The voice behind him seemed to distant and out of place, yet so familiar and so much a part of him. He realized that Teddy was speaking with the voice that he himself had been providing for nine years but had never heard outside his own head before. The voice was coming into his ears, not from his own mouth, and it made him uneasy. He reached his hand out into the rain. The feel of cold rain running across his hand made more sense, somehow. His shirtsleeve began to soak up water and get more and more damp before his eyes. This, too, made sense somehow.
“Yes,” he answered. “I just want to see her. I do still love her, but it’s not about winning her back or anything. I’m stuck, Teddy.”
“I know, Stan.”
“That’s why I left you in Greensboro. I want to start over. I want a new life. I don’t want to be a puppeteer anymore, and I don’t want to love her anymore. I had to leave you behind, and I need to say goodbye to her. To give her one last hug, look into her eyes and say, ‘You failed me. You took my trust and my love and failed me.’ I want her to know that I won’t love her forever, and that she failed the person who loved her the most.”
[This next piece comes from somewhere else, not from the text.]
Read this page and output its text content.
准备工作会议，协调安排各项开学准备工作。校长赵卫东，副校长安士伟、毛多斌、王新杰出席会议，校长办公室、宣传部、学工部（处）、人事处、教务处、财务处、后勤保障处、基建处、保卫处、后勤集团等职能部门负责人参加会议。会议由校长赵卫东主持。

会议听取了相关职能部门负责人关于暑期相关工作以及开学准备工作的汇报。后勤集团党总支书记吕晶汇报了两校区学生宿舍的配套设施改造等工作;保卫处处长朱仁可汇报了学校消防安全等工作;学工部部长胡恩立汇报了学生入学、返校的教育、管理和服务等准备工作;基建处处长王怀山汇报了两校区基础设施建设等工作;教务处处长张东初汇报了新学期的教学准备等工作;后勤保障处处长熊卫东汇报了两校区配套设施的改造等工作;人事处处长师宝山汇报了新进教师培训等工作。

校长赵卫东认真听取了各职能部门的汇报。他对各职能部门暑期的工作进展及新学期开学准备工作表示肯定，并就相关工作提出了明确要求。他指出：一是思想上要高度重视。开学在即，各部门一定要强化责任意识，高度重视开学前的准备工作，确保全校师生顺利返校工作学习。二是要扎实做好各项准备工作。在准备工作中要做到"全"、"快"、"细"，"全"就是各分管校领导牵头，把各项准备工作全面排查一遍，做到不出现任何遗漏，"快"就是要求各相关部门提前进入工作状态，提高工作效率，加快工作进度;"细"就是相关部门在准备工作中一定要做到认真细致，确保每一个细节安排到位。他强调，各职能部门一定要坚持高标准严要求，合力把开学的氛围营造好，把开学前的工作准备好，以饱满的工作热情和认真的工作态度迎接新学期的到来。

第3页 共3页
Stan’s arm was soaked as he dropped it to his side. He was cold but barely felt the chill. The slashes of rain in the parking lot changed from silver to gold and back to silver as they passed through the lonely beam.
“That’s all, Teddy. I don’t want her back.” He laughed to himself as he finally understood it. “I just need to say goodbye.”
Stan turned from the rain and looked at his duffle bag. It sat on the bed, unzipped. He walked over to it, already knowing what he would find. Sure enough, when he opened the bag, there were his clothes, just as he had packed them. Reaching for a dry shirt, he smiled to himself.
“I’m sorry I left you behind, little man, but I think it’s better this way,” he whispered to the air. “Besides . . . I know what I’m doing now.”
This story was written years ago, but since I’m in rehearsals I don’t have time to get something new posted. What’s fascinating to me is that this was written years before I moved to NYC . . . and became a puppeteer. An interesting case of life imitating art.